Dear Gym Teacher...Love Mum

On Thursday morning my son had yet another (is-this-toothy-traintracks-saga-ever-going-to-end?) appointment with the school orthodontist, and this particular one would take a whole hour in the Dreaded Dentist’s Chair.   Which meant he would miss at least one, if not two, classes.   My son started school six years ago and, in the past, he would simply inform the Maths/Danish/Woodwork teacher and head off to the (this being Denmark, land of high taxes, very swanky) school dentist.  But on Thursday morning, he said, “Mum, I need a note from you, and it has to be handwritten!”   A handwritten note?   In 2013?   Has the boy gone mad?

Handwritten note - anno 2013

Now, you see, correspondence with our local Danish school is always done electronically. Timetables, changes of schedule, notice of Parents Meetings, information about school parties, homework assignments, reading logbooks, etc, etc, etc.   It’s all on the school intra.   If it’s not on intra, it doesn’t exist…   Your child is sick and can’t come to school today?  Don’t phone.  E-mail the teacher.   You’re taking the family on a trip, outside of the official school holidays?  Apply online. Have a question for the school nurse?   Send her a mail.   Permission slips for a trip?   Oops, wait, those don’t even exist here!   No, those crazy but terribly sensible Danes have – thankfully – not yet caved in to hysterical Health & Safety rules.   When my daughter was around 8, she went on an overnight camping trip with her class - no access to water or flushing toilets.   In the higher grades, the entire class cycles into town/to the nature centre/to camp.   A couple of years ago our school even cancelled classes because of snow and instead took the kids out sledging…cool!

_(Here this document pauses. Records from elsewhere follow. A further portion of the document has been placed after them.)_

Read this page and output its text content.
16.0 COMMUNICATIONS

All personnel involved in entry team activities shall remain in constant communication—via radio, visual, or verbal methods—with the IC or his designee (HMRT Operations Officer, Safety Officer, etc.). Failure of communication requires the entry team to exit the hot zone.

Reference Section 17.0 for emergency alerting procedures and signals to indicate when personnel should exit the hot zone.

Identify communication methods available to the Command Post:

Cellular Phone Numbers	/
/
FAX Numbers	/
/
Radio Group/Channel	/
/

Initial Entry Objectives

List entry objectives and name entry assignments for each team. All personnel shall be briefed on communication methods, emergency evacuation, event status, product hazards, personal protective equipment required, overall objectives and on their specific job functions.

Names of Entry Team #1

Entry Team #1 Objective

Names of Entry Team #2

But back to that handwritten note.   My son is now in 7th grade and – as his class teacher informed us at the first Parents’ Meeting – something strange happens to these newly-hatched teenagers when they move away from the ‘our-every-move-is-being-watched!’ confines of middle school and over to the ‘way-hay-we-can-do-whatever-we-want-and-even-leave-the-school-at-lunchtime-to-go-and-buy-Coke-and-sticky-buns-’cos-heck-we’re-fed-up-with-all-that-healthy-ryebread-nonsense’ more laidback form of high school.   Apparently our sweet little darlings turn into Jekyll and Hyde when they walk through the school door.  (I was going to write “though the school gates”, but, hey, we don’t have those either here, as the school isn’t fenced in…)

Our kids will apparently do whatever they can in order to get out of class.   Especially gym.  Yep, the teachers have heard all the excuses.   They’ve also been presented with texts on smartphones apparently sent from Mor (“Mum”).  Hmm, why does Mum have several different telephone numbers?  They’ve also received ‘please excuse my child from class’ notes, typed on computers, unsigned.

So from 7th grade their rule is that, if you can’t attend gymclass, you have to have a handwritten letter.   On real paper.  Signed.   With a real pen. From Mor (“Mum”).

Though, this being Denmark – where real men also make packed lunches, cycle their offspring to school, do the grocery shopping and turn up en masse at Parents’ meetings - a handwritten note from Far (“Dad”) is – selvfølgelig – also acceptable. ;)

Have a marvellous Monday – school or no school!